Sir Howard Elston, not long out of Belle Isle Open Prison, reports on the latest British balls-up.
I am sitting in an urbane Westminster bar as I write up my notes following an interview with the new Labour/Tory rebels. They are either craven weaklings who can’t take the heat of party politics or brave pioneers in the new Britain. Take your pick.
They are the independents. And as hunky Chuka Umunna and purse lipped Anna Soubry (late of Central TV) are ferried out a back kitchen door of this discreet boozatorium off a quiet square, they wiggle a fond farewell with ink stained fingers and mouth: “Please speak to Donald.”
In a wide ranging and hot-air infused interview with the twin renegades, they professed little knowledge of leadership “What we need,” said The Chukster as he scratched his perfectly formed bald head, “is a strong armed old pol with an enormous fat bum who can use knobbly elbows and a rancid intelligence to get his way.”
.
My simple solution is Call Don.
I did and via a satellite down the line 121 hush high top secret Whats App link, I chat with The Obese One and… he has promised help.
“Howie,” he bellowed as he burped up the remains of a Big Mac Classic. “Them two dudes need a hand.
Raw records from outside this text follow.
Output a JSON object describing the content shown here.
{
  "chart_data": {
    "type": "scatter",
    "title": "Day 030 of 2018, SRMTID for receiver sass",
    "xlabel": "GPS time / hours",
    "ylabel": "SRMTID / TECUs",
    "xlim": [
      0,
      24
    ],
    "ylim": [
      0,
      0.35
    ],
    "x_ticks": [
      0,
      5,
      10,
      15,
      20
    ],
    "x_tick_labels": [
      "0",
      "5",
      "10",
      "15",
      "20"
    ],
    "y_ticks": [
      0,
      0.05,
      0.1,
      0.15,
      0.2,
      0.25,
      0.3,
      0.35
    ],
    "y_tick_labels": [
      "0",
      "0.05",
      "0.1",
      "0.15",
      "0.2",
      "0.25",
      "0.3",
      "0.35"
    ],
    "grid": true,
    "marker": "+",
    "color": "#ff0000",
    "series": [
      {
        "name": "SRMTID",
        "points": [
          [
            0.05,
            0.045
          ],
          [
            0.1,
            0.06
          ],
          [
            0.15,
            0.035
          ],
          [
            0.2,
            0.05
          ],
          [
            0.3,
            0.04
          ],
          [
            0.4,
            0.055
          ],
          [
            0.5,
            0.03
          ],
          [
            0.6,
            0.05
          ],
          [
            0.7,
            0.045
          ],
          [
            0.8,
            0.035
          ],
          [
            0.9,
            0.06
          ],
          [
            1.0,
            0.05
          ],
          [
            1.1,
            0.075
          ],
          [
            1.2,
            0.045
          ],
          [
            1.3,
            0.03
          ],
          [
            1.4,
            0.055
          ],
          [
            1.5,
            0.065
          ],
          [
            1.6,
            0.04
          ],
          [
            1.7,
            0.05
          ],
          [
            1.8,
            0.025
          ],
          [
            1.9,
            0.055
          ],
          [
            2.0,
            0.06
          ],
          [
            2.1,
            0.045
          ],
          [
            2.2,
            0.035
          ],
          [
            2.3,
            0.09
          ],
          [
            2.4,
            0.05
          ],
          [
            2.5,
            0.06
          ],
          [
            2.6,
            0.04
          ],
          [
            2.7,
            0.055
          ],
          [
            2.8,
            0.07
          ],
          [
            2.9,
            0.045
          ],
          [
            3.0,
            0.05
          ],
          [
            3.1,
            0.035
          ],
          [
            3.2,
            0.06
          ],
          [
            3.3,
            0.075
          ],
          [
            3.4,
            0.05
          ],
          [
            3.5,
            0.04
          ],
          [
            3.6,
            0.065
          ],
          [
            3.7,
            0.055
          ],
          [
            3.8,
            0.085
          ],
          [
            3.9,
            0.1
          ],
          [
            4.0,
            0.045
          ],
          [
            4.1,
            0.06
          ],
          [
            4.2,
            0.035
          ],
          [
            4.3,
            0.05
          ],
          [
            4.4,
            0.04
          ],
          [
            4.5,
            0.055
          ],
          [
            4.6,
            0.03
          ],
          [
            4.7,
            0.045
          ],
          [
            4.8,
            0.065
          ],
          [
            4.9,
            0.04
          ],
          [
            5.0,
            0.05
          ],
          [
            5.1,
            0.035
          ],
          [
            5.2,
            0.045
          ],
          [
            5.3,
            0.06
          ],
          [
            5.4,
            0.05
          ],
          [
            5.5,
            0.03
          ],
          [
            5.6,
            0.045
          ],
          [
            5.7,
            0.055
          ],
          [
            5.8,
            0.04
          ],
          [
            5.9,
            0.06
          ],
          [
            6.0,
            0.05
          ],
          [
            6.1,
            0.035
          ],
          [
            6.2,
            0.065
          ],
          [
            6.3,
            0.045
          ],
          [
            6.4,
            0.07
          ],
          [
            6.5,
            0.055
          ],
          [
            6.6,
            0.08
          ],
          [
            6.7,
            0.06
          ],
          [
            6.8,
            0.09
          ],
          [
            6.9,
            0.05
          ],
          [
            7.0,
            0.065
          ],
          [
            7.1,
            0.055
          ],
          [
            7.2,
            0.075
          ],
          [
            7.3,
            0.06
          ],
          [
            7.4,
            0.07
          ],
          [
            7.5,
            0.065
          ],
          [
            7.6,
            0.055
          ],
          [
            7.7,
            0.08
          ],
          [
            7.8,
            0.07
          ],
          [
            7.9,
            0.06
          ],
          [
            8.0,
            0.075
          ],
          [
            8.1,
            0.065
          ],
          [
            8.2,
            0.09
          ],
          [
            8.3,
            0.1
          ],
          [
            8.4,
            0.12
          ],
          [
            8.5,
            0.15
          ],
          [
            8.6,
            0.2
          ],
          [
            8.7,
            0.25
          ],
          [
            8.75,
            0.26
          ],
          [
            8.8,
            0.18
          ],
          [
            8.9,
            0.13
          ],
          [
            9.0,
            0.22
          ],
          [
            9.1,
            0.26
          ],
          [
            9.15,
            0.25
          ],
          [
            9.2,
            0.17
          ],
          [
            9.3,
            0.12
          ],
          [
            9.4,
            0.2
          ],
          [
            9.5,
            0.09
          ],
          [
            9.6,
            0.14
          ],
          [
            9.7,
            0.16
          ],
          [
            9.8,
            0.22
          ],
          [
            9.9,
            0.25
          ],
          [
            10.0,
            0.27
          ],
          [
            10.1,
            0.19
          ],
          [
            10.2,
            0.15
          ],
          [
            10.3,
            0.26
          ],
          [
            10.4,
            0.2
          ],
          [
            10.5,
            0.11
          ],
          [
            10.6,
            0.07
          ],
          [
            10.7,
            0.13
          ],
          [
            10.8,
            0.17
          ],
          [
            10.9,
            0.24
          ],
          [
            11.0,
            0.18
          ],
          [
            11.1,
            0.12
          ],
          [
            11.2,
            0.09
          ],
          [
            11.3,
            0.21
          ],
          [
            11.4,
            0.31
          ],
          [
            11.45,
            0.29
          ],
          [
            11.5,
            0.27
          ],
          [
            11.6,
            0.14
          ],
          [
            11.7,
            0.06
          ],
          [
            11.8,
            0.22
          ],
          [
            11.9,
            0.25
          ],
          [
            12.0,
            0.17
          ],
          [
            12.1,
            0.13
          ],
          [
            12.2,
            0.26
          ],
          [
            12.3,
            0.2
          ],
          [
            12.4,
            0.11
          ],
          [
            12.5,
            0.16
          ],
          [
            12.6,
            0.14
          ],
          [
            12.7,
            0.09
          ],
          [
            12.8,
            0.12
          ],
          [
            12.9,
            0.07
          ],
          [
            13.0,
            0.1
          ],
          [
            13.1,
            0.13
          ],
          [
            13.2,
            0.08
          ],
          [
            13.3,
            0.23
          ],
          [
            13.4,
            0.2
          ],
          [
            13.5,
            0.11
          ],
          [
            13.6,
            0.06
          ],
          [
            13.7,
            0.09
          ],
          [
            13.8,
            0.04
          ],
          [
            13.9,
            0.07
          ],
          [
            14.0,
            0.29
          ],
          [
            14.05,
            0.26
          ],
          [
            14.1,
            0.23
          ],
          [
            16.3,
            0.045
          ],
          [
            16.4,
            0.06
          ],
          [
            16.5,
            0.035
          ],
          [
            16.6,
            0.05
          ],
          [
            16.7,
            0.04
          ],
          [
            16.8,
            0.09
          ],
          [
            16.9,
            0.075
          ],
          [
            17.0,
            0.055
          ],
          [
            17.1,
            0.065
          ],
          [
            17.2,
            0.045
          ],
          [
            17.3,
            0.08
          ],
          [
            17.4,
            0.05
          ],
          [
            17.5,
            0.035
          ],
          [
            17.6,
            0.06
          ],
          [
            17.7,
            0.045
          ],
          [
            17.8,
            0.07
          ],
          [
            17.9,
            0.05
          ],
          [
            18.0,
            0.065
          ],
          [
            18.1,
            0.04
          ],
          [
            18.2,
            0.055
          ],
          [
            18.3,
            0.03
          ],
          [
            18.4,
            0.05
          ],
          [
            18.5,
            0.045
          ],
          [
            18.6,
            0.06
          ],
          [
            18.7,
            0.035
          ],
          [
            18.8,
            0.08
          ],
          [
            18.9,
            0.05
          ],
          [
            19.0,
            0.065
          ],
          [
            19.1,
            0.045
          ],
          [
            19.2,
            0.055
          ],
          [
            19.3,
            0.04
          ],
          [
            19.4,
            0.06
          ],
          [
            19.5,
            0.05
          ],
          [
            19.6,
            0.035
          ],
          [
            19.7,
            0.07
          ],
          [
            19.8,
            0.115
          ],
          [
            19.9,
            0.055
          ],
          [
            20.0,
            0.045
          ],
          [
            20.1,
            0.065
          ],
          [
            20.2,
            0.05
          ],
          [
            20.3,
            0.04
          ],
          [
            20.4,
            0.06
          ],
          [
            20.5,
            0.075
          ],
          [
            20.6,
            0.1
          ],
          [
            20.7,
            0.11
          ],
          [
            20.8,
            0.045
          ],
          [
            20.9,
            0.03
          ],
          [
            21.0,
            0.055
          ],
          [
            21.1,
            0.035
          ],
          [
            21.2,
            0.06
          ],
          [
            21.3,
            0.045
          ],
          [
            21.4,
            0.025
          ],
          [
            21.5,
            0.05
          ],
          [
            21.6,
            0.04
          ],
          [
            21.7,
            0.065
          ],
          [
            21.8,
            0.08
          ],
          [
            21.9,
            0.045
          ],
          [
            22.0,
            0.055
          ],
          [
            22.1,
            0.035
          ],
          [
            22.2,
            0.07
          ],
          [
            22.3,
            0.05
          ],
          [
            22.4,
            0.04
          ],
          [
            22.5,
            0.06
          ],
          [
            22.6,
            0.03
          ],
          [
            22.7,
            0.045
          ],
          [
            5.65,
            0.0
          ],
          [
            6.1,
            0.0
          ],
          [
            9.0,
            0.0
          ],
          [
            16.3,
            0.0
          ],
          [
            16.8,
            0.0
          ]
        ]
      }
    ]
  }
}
Hefty lefty Jeremy is a peevish gnome on the garbage heap of history – I quote Trotsky here- Theresa is..well…a bit of a robotic harridan. And that muppet, Vin the Cableguy, is an all-time nobody who switches parties every time he farts.”
“I’ll invite them over to whatever city the White House is in,” he offered. He said he would be glad to show purse lipped Anna and hunky Chuckie his fast-food museum tucked near the White House broom closet and his special exhibition of historic miniature black shirt fascists he keeps on his personal dressing table.
“I’m ready to roll,” he said as cheeseburger spittle gurgled down that stupid red tie he hangs from his bloviated neck. “Let’s put the Great back into Uk-ville. I’m your king if you want me.”
Then he hung up, grunting something about Robert Mueller.